Ya conté alguna vez que viví mi juventud cuando todavía se idolatraba a la Revolución Cubana y el muro de Berlín seguía en pie. El mundo parecía ordenado en dos bloques, y lo políticamente correcto era ubicarse en algún punto intermedio: no tan capitalista, no tan socialista. Ni tan de derecha, ni tan de izquierda. La famosa "tercera vía", que prometía lo mejor de ambos mundos.
No escapé a esa lógica. Creí firmemente que el Estado debía intervenir para corregir los excesos del mercado. Que el "capitalismo salvaje" era uno de los grandes males de la humanidad. Que los empresarios eran, en su mayoría, codiciosos, y que sólo un Estado fuerte podría ponerles límites en defensa del bien común.
Con el tiempo —y con el trabajo, la vida cotidiana, los impuestos, los trámites, las crisis, las oportunidades perdidas y aprovechadas— empecé a ver otra cosa.
Vi que un Estado fuerte muchas veces significa un aparato grande, opaco y lleno de privilegios para quienes lo manejan. Vi que los "voraces empresarios" también eran los que arriesgaban, creaban trabajo, movían la economía. Vi que sin ellos no hay riqueza que repartir, y que los sistemas donde el Estado se erige como dueño y repartidor universal de todo, suelen terminar con escasez, corrupción o ambas cosas.También aprendí que el mercado, con todos sus defectos, es simplemente la suma de nuestras decisiones como sociedad. Nadie debería decidir por nosotros qué queremos producir, comprar o intercambiar. Por eso me resuena tanto la idea de que la verdadera justicia no está en repartir a todos por igual, sino en ofrecer a todos las mismas oportunidades, para que el mérito y el esfuerzo hagan su parte.
Y entendí, con cierta tristeza también, que el poder —ya sea económico o político— tiende a buscar al otro para perpetuarse. El rico quiere poder, el poderoso quiere riqueza. La historia de siempre.
Por eso, más que pedirle al Estado que "sea justo", hoy me conformo con pedirle que funcione. Que sea previsible. Que haga cumplir las reglas. Que no intente moldear a la sociedad como si fuera de plastilina, ni recaudar como si fuera un Robin Hood con burocracia.
Los impuestos, en mi visión actual, no deberían servir para castigar a nadie ni para premiar a otros. Deberían ser la contribución razonable que todos hacemos para vivir en una sociedad ordenada. Lo demás, muchas veces, termina siendo ideología disfrazada de justicia.
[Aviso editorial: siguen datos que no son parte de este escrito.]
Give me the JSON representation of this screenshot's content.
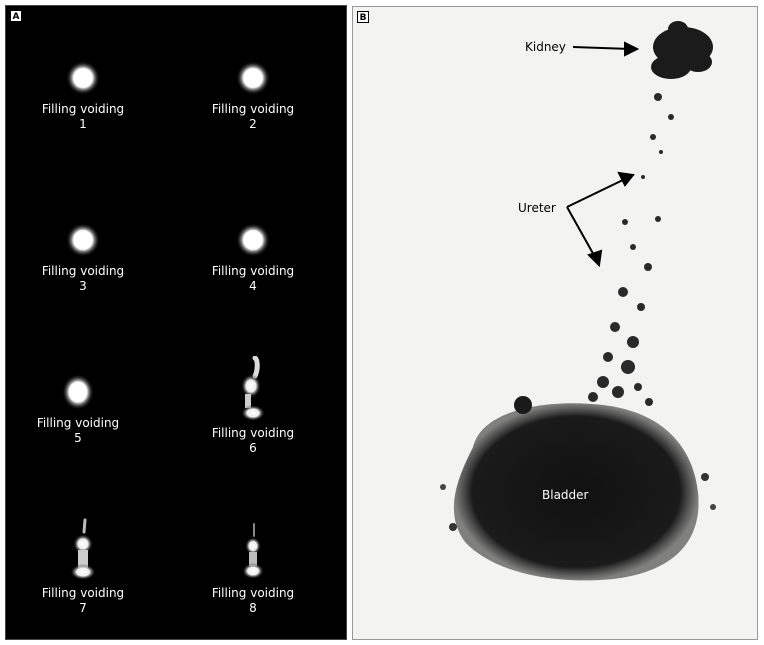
{
  "panel_a": {
    "label": "A",
    "frames": [
      {
        "line1": "Filling voiding",
        "line2": "1",
        "shape": "dot"
      },
      {
        "line1": "Filling voiding",
        "line2": "2",
        "shape": "dot"
      },
      {
        "line1": "Filling voiding",
        "line2": "3",
        "shape": "dot"
      },
      {
        "line1": "Filling voiding",
        "line2": "4",
        "shape": "dot"
      },
      {
        "line1": "Filling voiding",
        "line2": "5",
        "shape": "dot"
      },
      {
        "line1": "Filling voiding",
        "line2": "6",
        "shape": "reflux"
      },
      {
        "line1": "Filling voiding",
        "line2": "7",
        "shape": "reflux"
      },
      {
        "line1": "Filling voiding",
        "line2": "8",
        "shape": "reflux-small"
      }
    ]
  },
  "panel_b": {
    "label": "B",
    "annotations": {
      "kidney": "Kidney",
      "ureter": "Ureter",
      "bladder": "Bladder"
    }
  }
}
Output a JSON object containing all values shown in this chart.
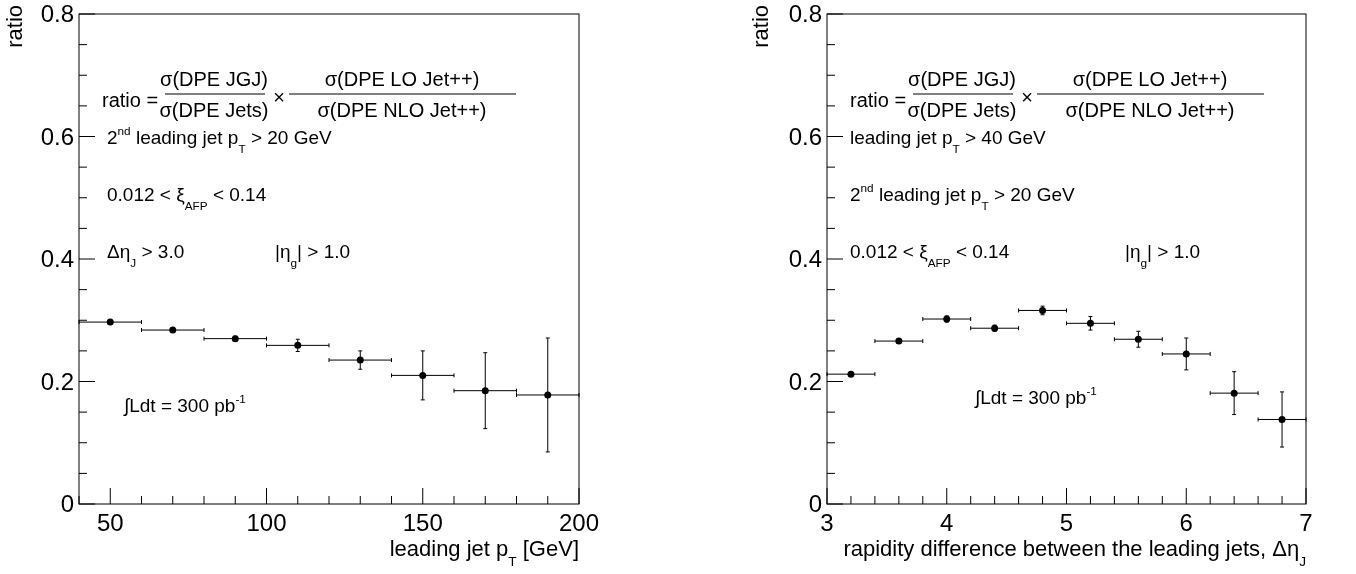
{
  "chart_data": [
    {
      "type": "scatter",
      "xlabel": "leading jet p$_{T}$ [GeV]",
      "ylabel": "ratio",
      "marker": "circle",
      "grid": false,
      "xlim": [
        40,
        200
      ],
      "ylim": [
        0,
        0.8
      ],
      "xticks": [
        {
          "value": 40,
          "label": null
        },
        50,
        {
          "value": 60,
          "label": null
        },
        {
          "value": 70,
          "label": null
        },
        {
          "value": 80,
          "label": null
        },
        {
          "value": 90,
          "label": null
        },
        100,
        {
          "value": 110,
          "label": null
        },
        {
          "value": 120,
          "label": null
        },
        {
          "value": 130,
          "label": null
        },
        {
          "value": 140,
          "label": null
        },
        150,
        {
          "value": 160,
          "label": null
        },
        {
          "value": 170,
          "label": null
        },
        {
          "value": 180,
          "label": null
        },
        {
          "value": 190,
          "label": null
        },
        200
      ],
      "yticks": [
        0,
        {
          "value": 0.05,
          "label": null
        },
        {
          "value": 0.1,
          "label": null
        },
        {
          "value": 0.15,
          "label": null
        },
        0.2,
        {
          "value": 0.25,
          "label": null
        },
        {
          "value": 0.3,
          "label": null
        },
        {
          "value": 0.35,
          "label": null
        },
        0.4,
        {
          "value": 0.45,
          "label": null
        },
        {
          "value": 0.5,
          "label": null
        },
        {
          "value": 0.55,
          "label": null
        },
        0.6,
        {
          "value": 0.65,
          "label": null
        },
        {
          "value": 0.7,
          "label": null
        },
        {
          "value": 0.75,
          "label": null
        },
        0.8
      ],
      "series": [
        {
          "color": "#000000",
          "x": [
            50,
            70,
            90,
            110,
            130,
            150,
            170,
            190
          ],
          "values": [
            0.297,
            0.284,
            0.27,
            0.259,
            0.235,
            0.21,
            0.185,
            0.178
          ],
          "errors": [
            null,
            0.002,
            0.004,
            0.01,
            0.015,
            0.04,
            0.062,
            0.093
          ],
          "xerrors": [
            10,
            10,
            10,
            10,
            10,
            10,
            10,
            10
          ]
        }
      ],
      "annotations": [
        "ratio =",
        "σ(DPE JGJ)",
        "σ(DPE Jets)",
        "×",
        "σ(DPE LO Jet++)",
        "σ(DPE NLO Jet++)",
        "2$^{nd}$ leading jet p$_{T}$ > 20 GeV",
        "0.012 < ξ$_{AFP}$ < 0.14",
        "Δη$_{J}$ > 3.0",
        "|η$_{g}$| > 1.0",
        "∫Ldt = 300 pb$^{-1}$"
      ]
    },
    {
      "type": "scatter",
      "xlabel": "rapidity difference between the leading jets, Δη$_{J}$",
      "ylabel": "ratio",
      "marker": "circle",
      "grid": false,
      "xlim": [
        3,
        7
      ],
      "ylim": [
        0,
        0.8
      ],
      "xticks": [
        3,
        {
          "value": 3.2,
          "label": null
        },
        {
          "value": 3.4,
          "label": null
        },
        {
          "value": 3.6,
          "label": null
        },
        {
          "value": 3.8,
          "label": null
        },
        4,
        {
          "value": 4.2,
          "label": null
        },
        {
          "value": 4.4,
          "label": null
        },
        {
          "value": 4.6,
          "label": null
        },
        {
          "value": 4.8,
          "label": null
        },
        5,
        {
          "value": 5.2,
          "label": null
        },
        {
          "value": 5.4,
          "label": null
        },
        {
          "value": 5.6,
          "label": null
        },
        {
          "value": 5.8,
          "label": null
        },
        6,
        {
          "value": 6.2,
          "label": null
        },
        {
          "value": 6.4,
          "label": null
        },
        {
          "value": 6.6,
          "label": null
        },
        {
          "value": 6.8,
          "label": null
        },
        7
      ],
      "yticks": [
        0,
        {
          "value": 0.05,
          "label": null
        },
        {
          "value": 0.1,
          "label": null
        },
        {
          "value": 0.15,
          "label": null
        },
        0.2,
        {
          "value": 0.25,
          "label": null
        },
        {
          "value": 0.3,
          "label": null
        },
        {
          "value": 0.35,
          "label": null
        },
        0.4,
        {
          "value": 0.45,
          "label": null
        },
        {
          "value": 0.5,
          "label": null
        },
        {
          "value": 0.55,
          "label": null
        },
        0.6,
        {
          "value": 0.65,
          "label": null
        },
        {
          "value": 0.7,
          "label": null
        },
        {
          "value": 0.75,
          "label": null
        },
        0.8
      ],
      "series": [
        {
          "color": "#000000",
          "x": [
            3.2,
            3.6,
            4.0,
            4.4,
            4.8,
            5.2,
            5.6,
            6.0,
            6.4,
            6.8
          ],
          "values": [
            0.212,
            0.266,
            0.302,
            0.287,
            0.316,
            0.295,
            0.269,
            0.245,
            0.181,
            0.138
          ],
          "errors": [
            0.003,
            0.004,
            0.005,
            0.005,
            0.007,
            0.011,
            0.013,
            0.026,
            0.035,
            0.045
          ],
          "xerrors": [
            0.2,
            0.2,
            0.2,
            0.2,
            0.2,
            0.2,
            0.2,
            0.2,
            0.2,
            0.2
          ]
        }
      ],
      "annotations": [
        "ratio =",
        "σ(DPE JGJ)",
        "σ(DPE Jets)",
        "×",
        "σ(DPE LO Jet++)",
        "σ(DPE NLO Jet++)",
        "leading jet p$_{T}$ > 40 GeV",
        "2$^{nd}$ leading jet p$_{T}$ > 20 GeV",
        "0.012 < ξ$_{AFP}$ < 0.14",
        "|η$_{g}$| > 1.0",
        "∫Ldt = 300 pb$^{-1}$"
      ]
    }
  ]
}
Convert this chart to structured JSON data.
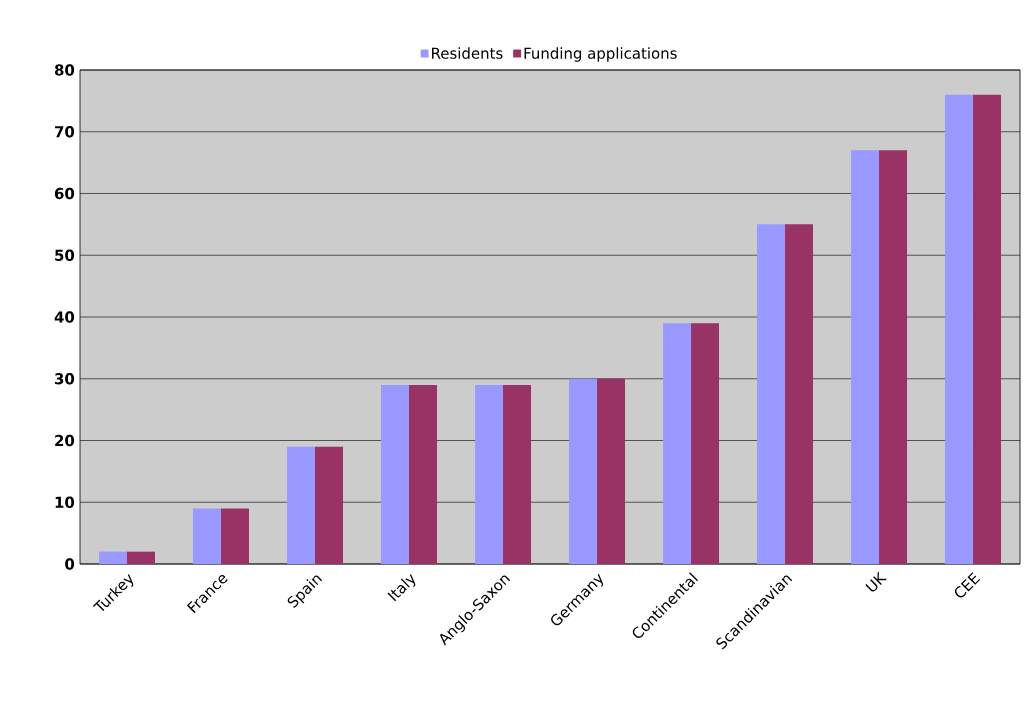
{
  "chart_data": {
    "type": "bar",
    "categories": [
      "Turkey",
      "France",
      "Spain",
      "Italy",
      "Anglo-Saxon",
      "Germany",
      "Continental",
      "Scandinavian",
      "UK",
      "CEE"
    ],
    "series": [
      {
        "name": "Residents",
        "color": "#9999ff",
        "values": [
          2,
          9,
          19,
          29,
          29,
          30,
          39,
          55,
          67,
          76
        ]
      },
      {
        "name": "Funding applications",
        "color": "#993366",
        "values": [
          2,
          9,
          19,
          29,
          29,
          30,
          39,
          55,
          67,
          76
        ]
      }
    ],
    "ylim": [
      0,
      80
    ],
    "yticks": [
      0,
      10,
      20,
      30,
      40,
      50,
      60,
      70,
      80
    ],
    "grid": "y",
    "legend": "top"
  }
}
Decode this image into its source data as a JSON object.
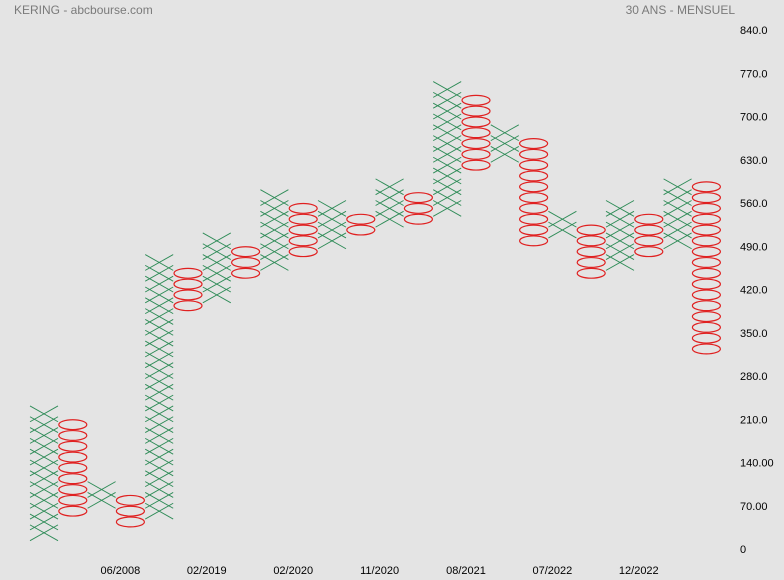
{
  "header": {
    "left": "KERING - abcbourse.com",
    "right": "30 ANS - MENSUEL"
  },
  "colors": {
    "x_mark": "#2e8b57",
    "o_mark": "#e02020",
    "background": "#e4e4e4"
  },
  "chart_data": {
    "type": "point-and-figure",
    "box_size": 17.5,
    "ylim": [
      0,
      840
    ],
    "y_ticks": [
      "840.0",
      "770.0",
      "700.0",
      "630.0",
      "560.0",
      "490.0",
      "420.0",
      "350.0",
      "280.0",
      "210.0",
      "140.00",
      "70.00",
      "0"
    ],
    "y_tick_values": [
      840,
      770,
      700,
      630,
      560,
      490,
      420,
      350,
      280,
      210,
      140,
      70,
      0
    ],
    "x_labels": [
      {
        "column": 3,
        "label": "06/2008"
      },
      {
        "column": 6,
        "label": "02/2019"
      },
      {
        "column": 9,
        "label": "02/2020"
      },
      {
        "column": 12,
        "label": "11/2020"
      },
      {
        "column": 15,
        "label": "08/2021"
      },
      {
        "column": 18,
        "label": "07/2022"
      },
      {
        "column": 21,
        "label": "12/2022"
      }
    ],
    "columns": [
      {
        "type": "X",
        "low": 17.5,
        "high": 227.5
      },
      {
        "type": "O",
        "low": 52.5,
        "high": 210.0
      },
      {
        "type": "X",
        "low": 70.0,
        "high": 105.0
      },
      {
        "type": "O",
        "low": 35.0,
        "high": 87.5
      },
      {
        "type": "X",
        "low": 52.5,
        "high": 472.5
      },
      {
        "type": "O",
        "low": 385.0,
        "high": 455.0
      },
      {
        "type": "X",
        "low": 402.5,
        "high": 507.5
      },
      {
        "type": "O",
        "low": 437.5,
        "high": 490.0
      },
      {
        "type": "X",
        "low": 455.0,
        "high": 577.5
      },
      {
        "type": "O",
        "low": 472.5,
        "high": 560.0
      },
      {
        "type": "X",
        "low": 490.0,
        "high": 560.0
      },
      {
        "type": "O",
        "low": 507.5,
        "high": 542.5
      },
      {
        "type": "X",
        "low": 525.0,
        "high": 595.0
      },
      {
        "type": "O",
        "low": 525.0,
        "high": 577.5
      },
      {
        "type": "X",
        "low": 542.5,
        "high": 752.5
      },
      {
        "type": "O",
        "low": 612.5,
        "high": 735.0
      },
      {
        "type": "X",
        "low": 630.0,
        "high": 682.5
      },
      {
        "type": "O",
        "low": 490.0,
        "high": 665.0
      },
      {
        "type": "X",
        "low": 507.5,
        "high": 542.5
      },
      {
        "type": "O",
        "low": 437.5,
        "high": 525.0
      },
      {
        "type": "X",
        "low": 455.0,
        "high": 560.0
      },
      {
        "type": "O",
        "low": 472.5,
        "high": 542.5
      },
      {
        "type": "X",
        "low": 490.0,
        "high": 595.0
      },
      {
        "type": "O",
        "low": 315.0,
        "high": 595.0
      }
    ]
  }
}
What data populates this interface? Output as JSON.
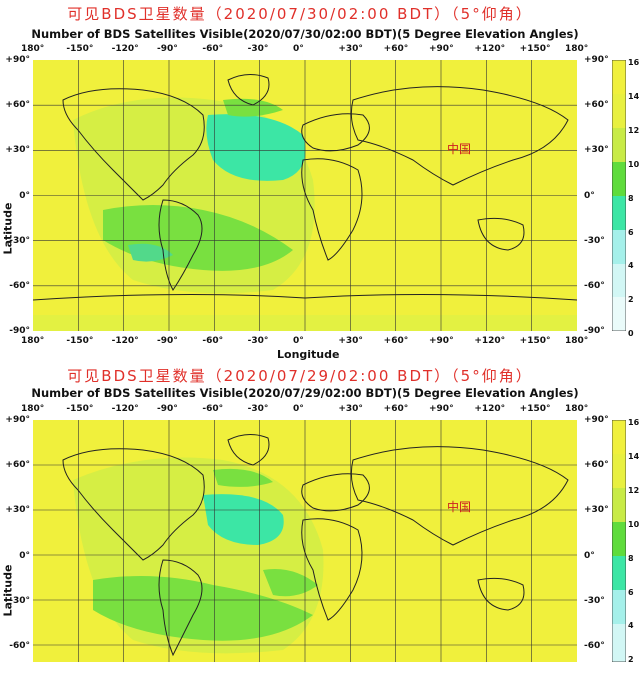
{
  "panels": [
    {
      "cn_title": "可见BDS卫星数量（2020/07/30/02:00 BDT）（5°仰角）",
      "en_title": "Number of BDS Satellites Visible(2020/07/30/02:00 BDT)(5 Degree Elevation Angles)",
      "x_label": "Longitude",
      "y_label": "Latitude",
      "china_label": "中国",
      "lon_ticks": [
        "180°",
        "-150°",
        "-120°",
        "-90°",
        "-60°",
        "-30°",
        "0°",
        "+30°",
        "+60°",
        "+90°",
        "+120°",
        "+150°",
        "180°"
      ],
      "lat_ticks_left": [
        "+90°",
        "+60°",
        "+30°",
        "0°",
        "-30°",
        "-60°",
        "-90°"
      ],
      "lat_ticks_right": [
        "+90°",
        "+60°",
        "+30°",
        "0°",
        "-30°",
        "-60°",
        "-90°"
      ],
      "colorbar_ticks": [
        "16",
        "14",
        "12",
        "10",
        "8",
        "6",
        "4",
        "2",
        "0"
      ]
    },
    {
      "cn_title": "可见BDS卫星数量（2020/07/29/02:00 BDT）（5°仰角）",
      "en_title": "Number of BDS Satellites Visible(2020/07/29/02:00 BDT)(5 Degree Elevation Angles)",
      "x_label": "",
      "y_label": "Latitude",
      "china_label": "中国",
      "lon_ticks": [
        "180°",
        "-150°",
        "-120°",
        "-90°",
        "-60°",
        "-30°",
        "0°",
        "+30°",
        "+60°",
        "+90°",
        "+120°",
        "+150°",
        "180°"
      ],
      "lat_ticks_left": [
        "+90°",
        "+60°",
        "+30°",
        "0°",
        "-30°",
        "-60°"
      ],
      "lat_ticks_right": [
        "+90°",
        "+60°",
        "+30°",
        "0°",
        "-30°",
        "-60°"
      ],
      "colorbar_ticks": [
        "16",
        "14",
        "12",
        "10",
        "8",
        "6",
        "4",
        "2"
      ]
    }
  ],
  "colors": {
    "high": "#f0f03c",
    "mid": "#c8eb46",
    "low": "#5fdc3c",
    "lower": "#3ce6a5",
    "coast": "#222222"
  }
}
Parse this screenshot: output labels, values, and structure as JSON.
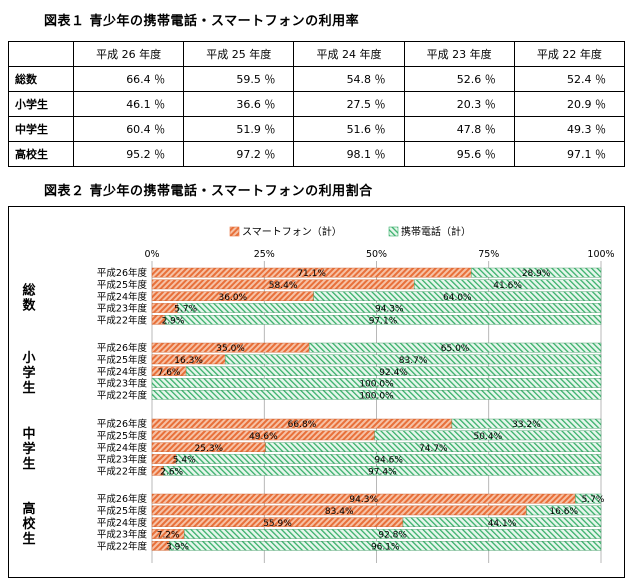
{
  "table1": {
    "title": "図表１ 青少年の携帯電話・スマートフォンの利用率",
    "columns": [
      "平成 26 年度",
      "平成 25 年度",
      "平成 24 年度",
      "平成 23 年度",
      "平成 22 年度"
    ],
    "rows": [
      {
        "label": "総数",
        "values": [
          "66.4 ％",
          "59.5 ％",
          "54.8 ％",
          "52.6 ％",
          "52.4 ％"
        ]
      },
      {
        "label": "小学生",
        "values": [
          "46.1 ％",
          "36.6 ％",
          "27.5 ％",
          "20.3 ％",
          "20.9 ％"
        ]
      },
      {
        "label": "中学生",
        "values": [
          "60.4 ％",
          "51.9 ％",
          "51.6 ％",
          "47.8 ％",
          "49.3 ％"
        ]
      },
      {
        "label": "高校生",
        "values": [
          "95.2 ％",
          "97.2 ％",
          "98.1 ％",
          "95.6 ％",
          "97.1 ％"
        ]
      }
    ]
  },
  "chart2_title": "図表２ 青少年の携帯電話・スマートフォンの利用割合",
  "colors": {
    "smartphone": "#e8703a",
    "mobile": "#38b06a"
  },
  "chart_data": {
    "type": "bar",
    "orientation": "horizontal",
    "stacked": true,
    "legend": {
      "position": "top",
      "entries": [
        "スマートフォン（計）",
        "携帯電話（計）"
      ]
    },
    "xlim": [
      0,
      100
    ],
    "xticks": [
      "0%",
      "25%",
      "50%",
      "75%",
      "100%"
    ],
    "grid": true,
    "years": [
      "平成26年度",
      "平成25年度",
      "平成24年度",
      "平成23年度",
      "平成22年度"
    ],
    "groups": [
      {
        "name": "総数",
        "smartphone": [
          71.1,
          58.4,
          36.0,
          5.7,
          2.9
        ],
        "mobile": [
          28.9,
          41.6,
          64.0,
          94.3,
          97.1
        ],
        "smartphone_labels": [
          "71.1%",
          "58.4%",
          "36.0%",
          "5.7%",
          "2.9%"
        ],
        "mobile_labels": [
          "28.9%",
          "41.6%",
          "64.0%",
          "94.3%",
          "97.1%"
        ]
      },
      {
        "name": "小学生",
        "smartphone": [
          35.0,
          16.3,
          7.6,
          0,
          0
        ],
        "mobile": [
          65.0,
          83.7,
          92.4,
          100.0,
          100.0
        ],
        "smartphone_labels": [
          "35.0%",
          "16.3%",
          "7.6%",
          "",
          ""
        ],
        "mobile_labels": [
          "65.0%",
          "83.7%",
          "92.4%",
          "100.0%",
          "100.0%"
        ]
      },
      {
        "name": "中学生",
        "smartphone": [
          66.8,
          49.6,
          25.3,
          5.4,
          2.6
        ],
        "mobile": [
          33.2,
          50.4,
          74.7,
          94.6,
          97.4
        ],
        "smartphone_labels": [
          "66.8%",
          "49.6%",
          "25.3%",
          "5.4%",
          "2.6%"
        ],
        "mobile_labels": [
          "33.2%",
          "50.4%",
          "74.7%",
          "94.6%",
          "97.4%"
        ]
      },
      {
        "name": "高校生",
        "smartphone": [
          94.3,
          83.4,
          55.9,
          7.2,
          3.9
        ],
        "mobile": [
          5.7,
          16.6,
          44.1,
          92.8,
          96.1
        ],
        "smartphone_labels": [
          "94.3%",
          "83.4%",
          "55.9%",
          "7.2%",
          "3.9%"
        ],
        "mobile_labels": [
          "5.7%",
          "16.6%",
          "44.1%",
          "92.8%",
          "96.1%"
        ]
      }
    ]
  }
}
Y hablando de ideologías, a veces me viene a la mente aquella anécdota de Pedro el Grande, el zar ruso que quería "europeizar" a los nobles de su país. Como los boyardos usaban grandes barbas, que según él los hacían ver salvajes frente a los refinados franceses, Pedro impuso un impuesto a las barbas. Sí, así como suena. Un impuesto a las barbas. En su época le pareció una medida lógica. Hoy lo vemos como una excentricidad absurda, pero... ¿cuántas ideas actuales nos parecerán igual de ridículas en unas décadas?
Quizás por eso, cada vez que reviso mis creencias pasadas —y presentes— trato de hacerlo con humildad. Porque si hay algo que me enseñaron los años, es que la realidad se impone. Que los libros sirven, pero la vida enseña. Y que, a veces, el mejor pensamiento económico es simplemente el sentido común.